Después de la Cirugía: Recuperación y Rehabilitación

La mayoría de los pacientes retoman la marcha el mismo día de la cirugía o al día siguiente, dependiendo del tipo de procedimiento realizado. Las incisiones son mínimas —generalmente dos o tres portales de 4 a 7 mm— y se cierran con uno o dos puntos o tiras adhesivas estériles. El alta hospitalaria suele ocurrir entre 2 y 4 horas después de finalizado el procedimiento.

El uso de crioterapia localizada durante las primeras 72 horas es altamente recomendado: aplicar frío durante 20 minutos cada 3 horas reduce significativamente la inflamación y el dolor postoperatorio, disminuyendo también la necesidad de analgésicos. La extremidad debe mantenerse elevada las primeras 48 horas para facilitar el drenaje del líquido residual.

La fisioterapia formal comienza entre el segundo y el quinto día postoperatorio, según el tipo de lesión tratada. El protocolo típico incluye movilización articular pasiva, activación isométrica del cuádriceps, control del derrame y trabajo propioceptivo progresivo. La recuperación completa varía entre 4 y 8 semanas para procedimientos simples como la meniscectomía parcial, y hasta 9 a 12 meses para reconstrucciones del ligamento cruzado anterior.

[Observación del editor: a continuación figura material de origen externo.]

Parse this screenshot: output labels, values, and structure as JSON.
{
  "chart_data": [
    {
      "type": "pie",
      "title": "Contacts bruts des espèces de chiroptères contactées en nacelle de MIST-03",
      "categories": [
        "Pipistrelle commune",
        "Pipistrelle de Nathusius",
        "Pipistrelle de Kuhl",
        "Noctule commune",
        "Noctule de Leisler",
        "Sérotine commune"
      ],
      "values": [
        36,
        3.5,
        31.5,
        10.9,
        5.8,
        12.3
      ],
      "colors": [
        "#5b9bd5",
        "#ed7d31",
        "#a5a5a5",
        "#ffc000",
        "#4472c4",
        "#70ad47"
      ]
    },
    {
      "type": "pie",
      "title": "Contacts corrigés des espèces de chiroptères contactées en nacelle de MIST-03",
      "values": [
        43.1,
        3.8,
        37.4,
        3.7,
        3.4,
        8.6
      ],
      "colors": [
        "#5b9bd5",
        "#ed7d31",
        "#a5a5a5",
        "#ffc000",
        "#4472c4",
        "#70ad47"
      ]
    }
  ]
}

Señales de Alerta Postoperatorias

Aunque la artroscopia de rodilla tiene una tasa de complicaciones muy baja, el paciente debe conocer los signos que requieren atención médica inmediata: fiebre mayor a 38°C, enrojecimiento progresivo y calor en la rodilla, salida de líquido o sangre por las incisiones, dolor fuera de control que no cede con los analgésicos prescritos, o sensación de bloqueo articular. Cualquiera de estos síntomas debe comunicarse al cirujano sin demora.